Although Inwood has grown and produced Cab Franc for many years, until now all of it has been used for our various Bordeaux blends. These wines include the very popular range of Magellan, Magdalena, Chateau Marie LaRose, and others.
As you know, traditionally there were 5 varietals used in Bordeaux (Cabernet, Cab Franc, Petit Verdot, Merlot and Malbec), although more recently Carmenere has come back to France after having been thought extinct. This was the famous "lost 6th" varietal from the 1880s.

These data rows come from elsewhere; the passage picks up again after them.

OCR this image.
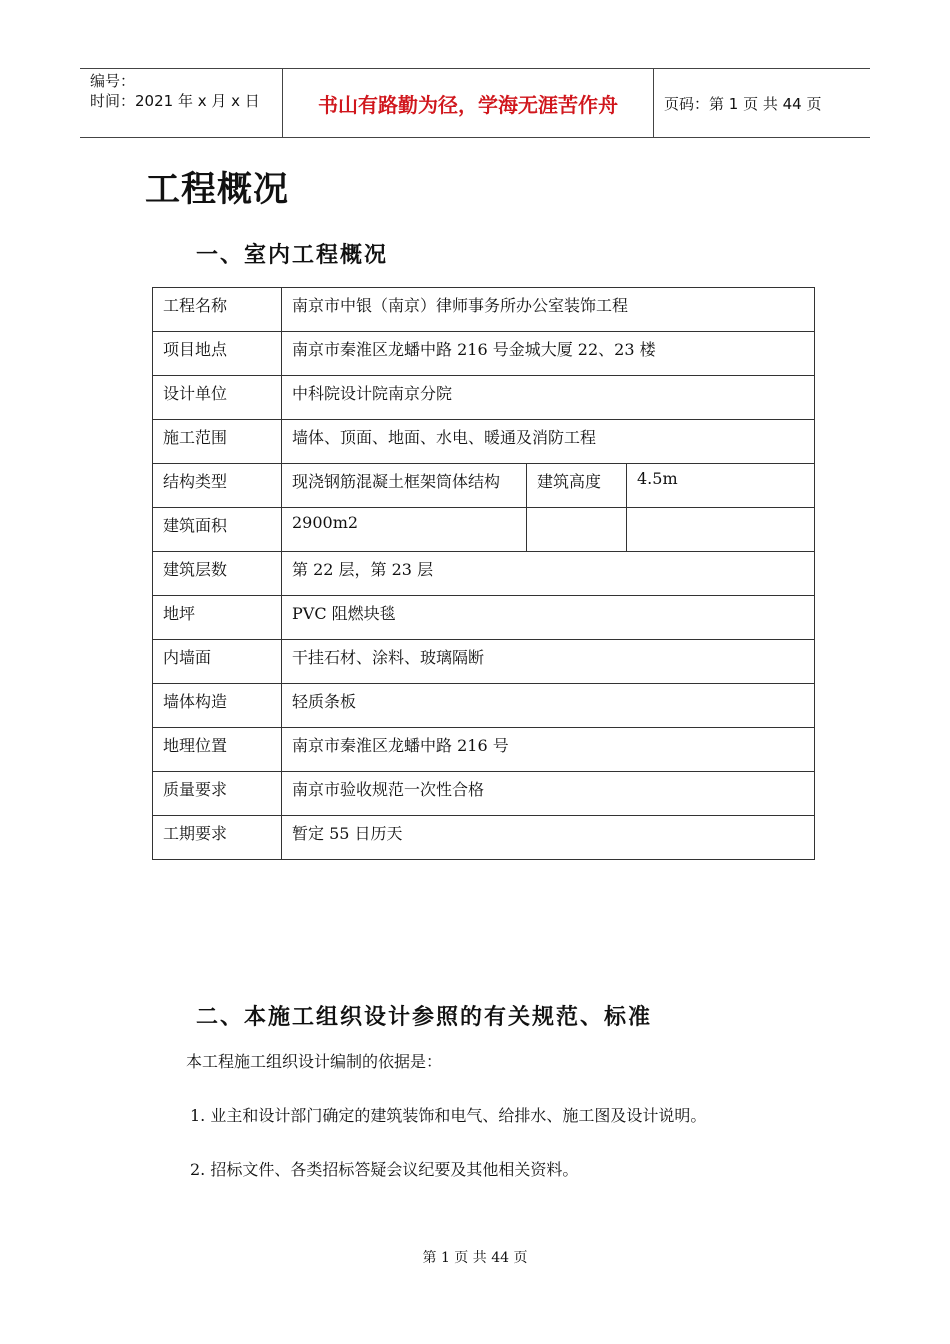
编号：
时间：2021 年 x 月 x 日	书山有路勤为径，学海无涯苦作舟	页码：第 1 页 共 44 页
工程概况
一、室内工程概况
工程名称	南京市中银（南京）律师事务所办公室装饰工程		
项目地点	南京市秦淮区龙蟠中路 216 号金城大厦 22、23 楼		
设计单位	中科院设计院南京分院		
施工范围	墙体、顶面、地面、水电、暖通及消防工程		
结构类型	现浇钢筋混凝土框架筒体结构	建筑高度	4.5m
建筑面积	2900m2		
建筑层数	第 22 层，第 23 层		
地坪	PVC 阻燃块毯		
内墙面	干挂石材、涂料、玻璃隔断		
墙体构造	轻质条板		
地理位置	南京市秦淮区龙蟠中路 216 号		
质量要求	南京市验收规范一次性合格		
工期要求	暂定 55 日历天		
二、本施工组织设计参照的有关规范、标准
本工程施工组织设计编制的依据是：
1. 业主和设计部门确定的建筑装饰和电气、给排水、施工图及设计说明。
2. 招标文件、各类招标答疑会议纪要及其他相关资料。
第 1 页 共 44 页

I doubt Carmenere will ever make much impact in Bordeaux again, as it is far and away the spiciest grape of the collection, and modern Bordeaux has trended sharply away from spicy wines in favor of fruity wines. I have written about this in great detail, most recently in my essay released in January titled "When should I drink my wine?" The reason this is important is that the spice factor in blended wines, whatever it will be in the future, will now fall to Cab Franc, which is the second spiciest grape in the group.
When we talk about "spice" in wine, what we are really talking about is a sub-class of chemical compounds in grapes called methoxypyrazines. These compounds account for the pepper in reds (whether green or red or black) and the sometimes maligned cat-pee odors in whites such as underripe Sauvignon Blanc. Pyrazines also correlate strongly to ripeness, meaning that they decrease as fruit stays on the vine longer and/or achieves higher levels of ripeness through other methods such as yield reduction.

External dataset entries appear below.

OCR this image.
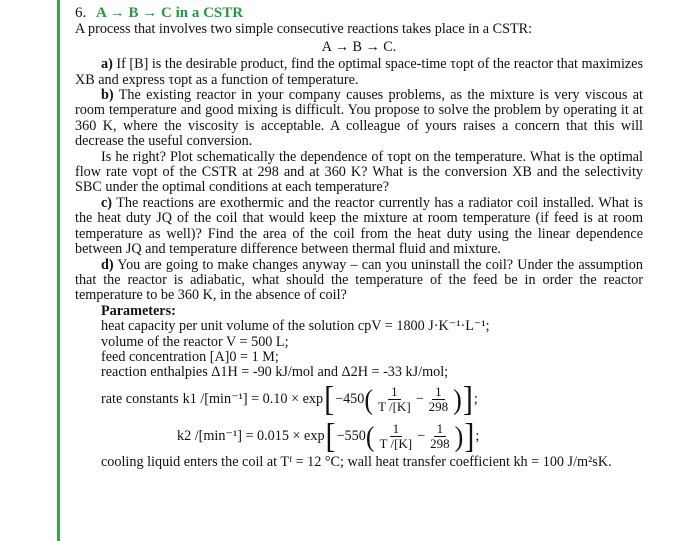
6. A → B → C in a CSTR
A process that involves two simple consecutive reactions takes place in a CSTR:
A → B → C.
a) If [B] is the desirable product, find the optimal space-time τopt of the reactor that maximizes XB and express τopt as a function of temperature.
b) The existing reactor in your company causes problems, as the mixture is very viscous at room temperature and good mixing is difficult. You propose to solve the problem by operating it at 360 K, where the viscosity is acceptable. A colleague of yours raises a concern that this will decrease the useful conversion.
Is he right? Plot schematically the dependence of τopt on the temperature. What is the optimal flow rate vopt of the CSTR at 298 and at 360 K? What is the conversion XB and the selectivity SBC under the optimal conditions at each temperature?
c) The reactions are exothermic and the reactor currently has a radiator coil installed. What is the heat duty JQ of the coil that would keep the mixture at room temperature (if feed is at room temperature as well)? Find the area of the coil from the heat duty using the linear dependence between JQ and temperature difference between thermal fluid and mixture.
d) You are going to make changes anyway – can you uninstall the coil? Under the assumption that the reactor is adiabatic, what should the temperature of the feed be in order the reactor temperature to be 360 K, in the absence of coil?
Parameters:
heat capacity per unit volume of the solution cpV = 1800 J·K⁻¹·L⁻¹;
volume of the reactor V = 500 L;
feed concentration [A]0 = 1 M;
reaction enthalpies Δ1H = -90 kJ/mol and Δ2H = -33 kJ/mol;
rate constants k1 /[min⁻¹] = 0.10 × exp [ −450 ( $\frac{1}{T /[K]} - \frac{1}{298}$ ) ] ;
k2 /[min⁻¹] = 0.015 × exp [ −550 ( $\frac{1}{T /[K]} - \frac{1}{298}$ ) ] ;
cooling liquid enters the coil at Tᶠ = 12 °C; wall heat transfer coefficient kh = 100 J/m²sK.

Concentration of pyrazines in wine vary widely from variety to variety as well. This is where genetics become crucial. In a way, each of the various Bordeaux grapes bring something unique to the final product through their genetics. Cab Franc and Cabernet (to a lesser extent) bring spice; Malbec and Petit Verdot bring anthocyanins (color and some fragrance); Merlot brings soft fruit.
Therefore, making Cab Franc as a varietal is tricky. For a blend, you can make your Cab Franc plenty spicy, and then simply use less of it to achieve the exact level of spice you want in the final product. For a varietal, however, the wine needs to be riper, but not so ripe that the pepper is gone. Picking at exactly the right moment becomes much more important.
Not wishing to ignite a controversy, I am going to make an overly generalized statement, acknowledging in advance that there are notable exceptions: Napa is generally not known for excellent Cab Franc because Napa produces extremely ripe grapes. Excessively ripe Cab Franc lacks the characteristic spice, and is therefore reduced to a rather dull red wine. The spice is what makes Cab Franc everything it is, and in a place like Napa, a winemaker would have to make a conscious effort to pick earlier than normal, something which rarely fits into a tight harvest schedule. Yes, there are exceptions, but generally my observation stands:
Cab Franc is mostly an afterthought in Napa.
Even here in Texas, we have to make a special effort to pick Cab Franc before it goes overripe. This is one of the reasons we have been slow to release Cab Franc as a varietal. Fortunately, with our recent addition of Cab Franc from Narra Vineyards in West Texas, we now have more of these grapes to work with and can make two different wines, one for blending and one for a stand alone varietal.
Our 2019 Cab Franc is about the right spice level for a varietal. It is riper than what we use for blending, but not as abundantly ripe like the Cabernet we use for Mericana. The varietal identity of the wine is self evident and well represented, yet the texture is soft enough to enjoy on its own. This wine can be opened anytime from now (2022) to 2024 to enjoy its freshness.
This wine will be shipped to Jeroboam level members along with 2019 Petite Sirah.